Ketiga surat yang dipalsukan itu dijadikan dasar majelis hakim dalam pertimbangan hukumnya untuk memutus putusan MA No. 35 PK/TUN/2009 tertanggal 15 September 2009. Majelis PK kedua menggunakan hal itu sebagai dasar untuk membatalkan putusan PK kesatu dan mengabulkan PK kedua. “Mengadili: mengabulkan permohonan PK dari pemohon PK kedua Kepala Kantor Pertanahan Bandung tersebut; membatalkan putusan MA Nomor 35 PK/TUN/2009 tertanggal 15 September 2009,” begitu kutipan putusan PK kedua.

 

Pengajar Fakultas Hukum Universitas Indonesia, Chudry Sitompul, mengatakan putusan PK kedua itu layak untuk masuk dalam landmark decisions MA, meskipun sebenarnya sudah pernah ada putusan sejenis: PK kedua.
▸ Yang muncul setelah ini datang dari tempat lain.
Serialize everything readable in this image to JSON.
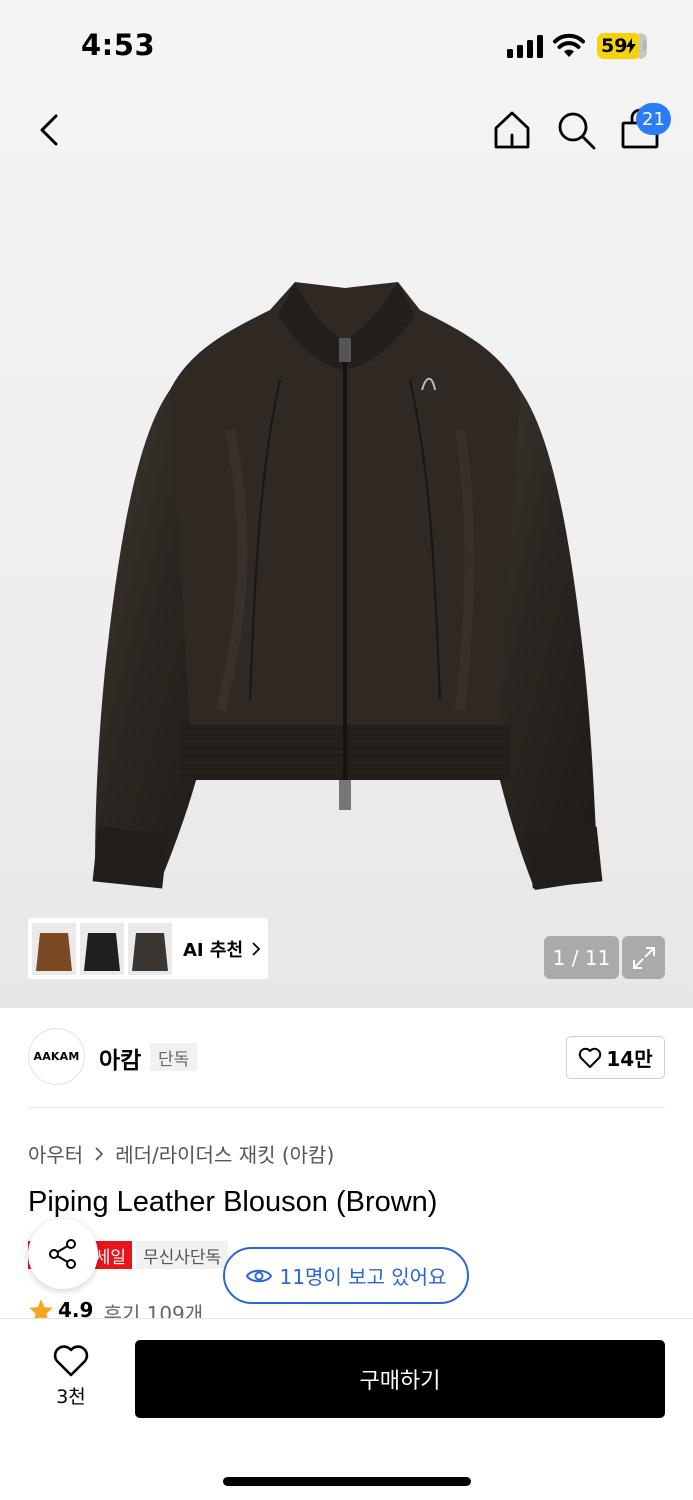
{
  "status_bar": {
    "time": "4:53",
    "battery": "59",
    "icons": [
      "signal-icon",
      "wifi-icon",
      "battery-charging-icon"
    ]
  },
  "nav": {
    "icons": [
      "back-icon",
      "home-icon",
      "search-icon",
      "bag-icon"
    ],
    "cart_count": "21"
  },
  "gallery": {
    "ai_label": "AI 추천",
    "counter": "1 / 11"
  },
  "brand": {
    "logo_text": "AAKAM",
    "name": "아캄",
    "tag": "단독",
    "likes": "14만"
  },
  "product": {
    "breadcrumb": [
      "아우터",
      "레더/라이더스 재킷 (아캄)"
    ],
    "title": "Piping Leather Blouson (Brown)",
    "tags": [
      "세일",
      "무신사단독"
    ],
    "viewers": "11명이 보고 있어요",
    "rating": "4.9",
    "reviews": "후기 109개"
  },
  "bottom": {
    "wish_count": "3천",
    "buy_label": "구매하기"
  },
  "colors": {
    "accent_blue": "#2a66d6",
    "badge_blue": "#2a7cf6",
    "sale_red": "#e8141c",
    "star": "#f5a623",
    "battery_yellow": "#f5d20a"
  }
}
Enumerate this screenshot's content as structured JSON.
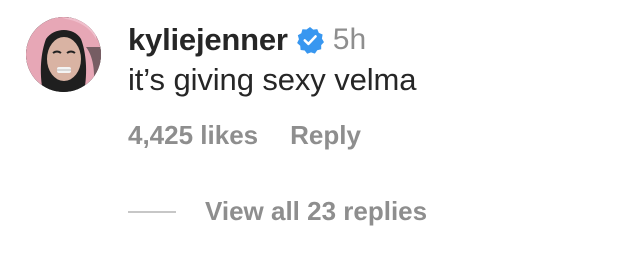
{
  "comment": {
    "username": "kyliejenner",
    "verified": true,
    "timestamp": "5h",
    "text": "it’s giving sexy velma",
    "likes": "4,425 likes",
    "reply_label": "Reply",
    "view_replies_label": "View all 23 replies"
  },
  "colors": {
    "primary_text": "#262626",
    "secondary_text": "#8e8e8e",
    "verified_badge": "#3897f0",
    "divider": "#c7c7c7"
  },
  "icons": {
    "verified": "verified-badge-icon"
  }
}
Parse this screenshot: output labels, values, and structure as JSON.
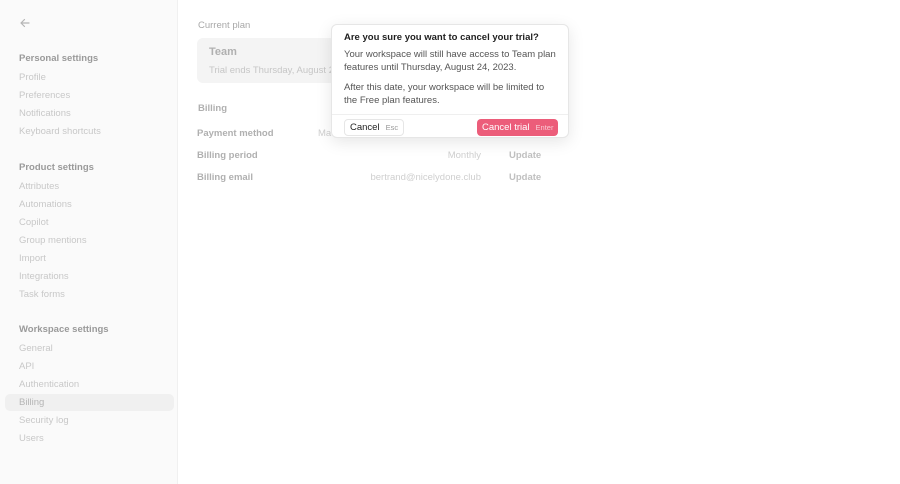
{
  "sidebar": {
    "sections": [
      {
        "title": "Personal settings",
        "items": [
          "Profile",
          "Preferences",
          "Notifications",
          "Keyboard shortcuts"
        ]
      },
      {
        "title": "Product settings",
        "items": [
          "Attributes",
          "Automations",
          "Copilot",
          "Group mentions",
          "Import",
          "Integrations",
          "Task forms"
        ]
      },
      {
        "title": "Workspace settings",
        "items": [
          "General",
          "API",
          "Authentication",
          "Billing",
          "Security log",
          "Users"
        ]
      }
    ],
    "active_item": "Billing"
  },
  "main": {
    "current_plan_label": "Current plan",
    "plan": {
      "name": "Team",
      "trial_text": "Trial ends Thursday, August 24"
    },
    "billing_label": "Billing",
    "rows": [
      {
        "label": "Payment method",
        "value": "Ma",
        "action": ""
      },
      {
        "label": "Billing period",
        "value": "Monthly",
        "action": "Update"
      },
      {
        "label": "Billing email",
        "value": "bertrand@nicelydone.club",
        "action": "Update"
      }
    ]
  },
  "dialog": {
    "title": "Are you sure you want to cancel your trial?",
    "paragraph1": "Your workspace will still have access to Team plan features until Thursday, August 24, 2023.",
    "paragraph2": "After this date, your workspace will be limited to the Free plan features.",
    "cancel_label": "Cancel",
    "cancel_shortcut": "Esc",
    "confirm_label": "Cancel trial",
    "confirm_shortcut": "Enter"
  },
  "colors": {
    "accent": "#ec5d7a",
    "sidebar_bg": "#fafafa"
  }
}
Menurut dia, pelajaran penting yang patut dicatat dari putusan PK kedua itu antara lain pengadilan TUN harus lebih hati-hati menerima dan menilai suatu novum, jangan sampai kecolongan menerima bukti palsu. Menurutnya pemeriksaan yang dilakukan selama ini sekadar formil bukan materil. Perlu diingat, novum yang dimaksud itu adalah bukti yang sama sekali belum pernah digunakan. Menurut Chudry, doktrin atau pandangan mengenai penggunaan novum masih beragam. Pada hakikatnya novum adalah bukti lama yang baru ditemukan ketika perkara sudah berkekuatan hukum tetap.

 

Hukumonline.com

 

Chudry mengatakan, MA telah menerbitkan Surat Edaran Mahkamah Agung (SEMA) No. 10 Tahun 2009 yang menjelaskan permohonan PK dalam suatu perkara yang sama hanya boleh satu kali. Untuk permohonan PK lebih dari sekali ada syaratnya, yaitu apabila suatu obyek perkara terdapat dua atau lebih putusan yang bertentangan satu dengan lainnya baik dalam perkara pidana maupun perdata. SEMA No. 10 Tahun 2009 tetap menjadi rujukan sekalipun telah terbit SEMA No.7 Tahun 2014 tentang Pengajuan Permohonan Peninjauan Kembali dalam Perkara Pidana.

 

SEMA yang terakhir diterbitkan itu merupakan respons atas putusan Mahkamah Konstitusi (MK) No.34/PUU-XI/2013 yang intinya membatalkan pasal 268 ayat (3) KUHAP. Bagi Chudry PK kedua tidak hanya berlaku untuk perkara perdata tapi juga pidana, agama, dan TUN. “Tidak hanya untuk perkara perdata tapi diperluas,” katanya ketika dihubungi, Rabu (7/3).

 

Dalam putusan MA bernomor 154 PK/TUN/2016, Chudry melihat novum yang digunakan pemohon PK kedua yaitu putusan perkara pidana yang sudah inkracht. Perkara pidana itu berkaitan dengan pemalsuan surat. Dia memperkirakan pihak yang terlibat dalam perkara pidana itu dijerat pasal 263 KUHP dan pasal 266 ayat (2) KUHP jika menggunakan akta palsu.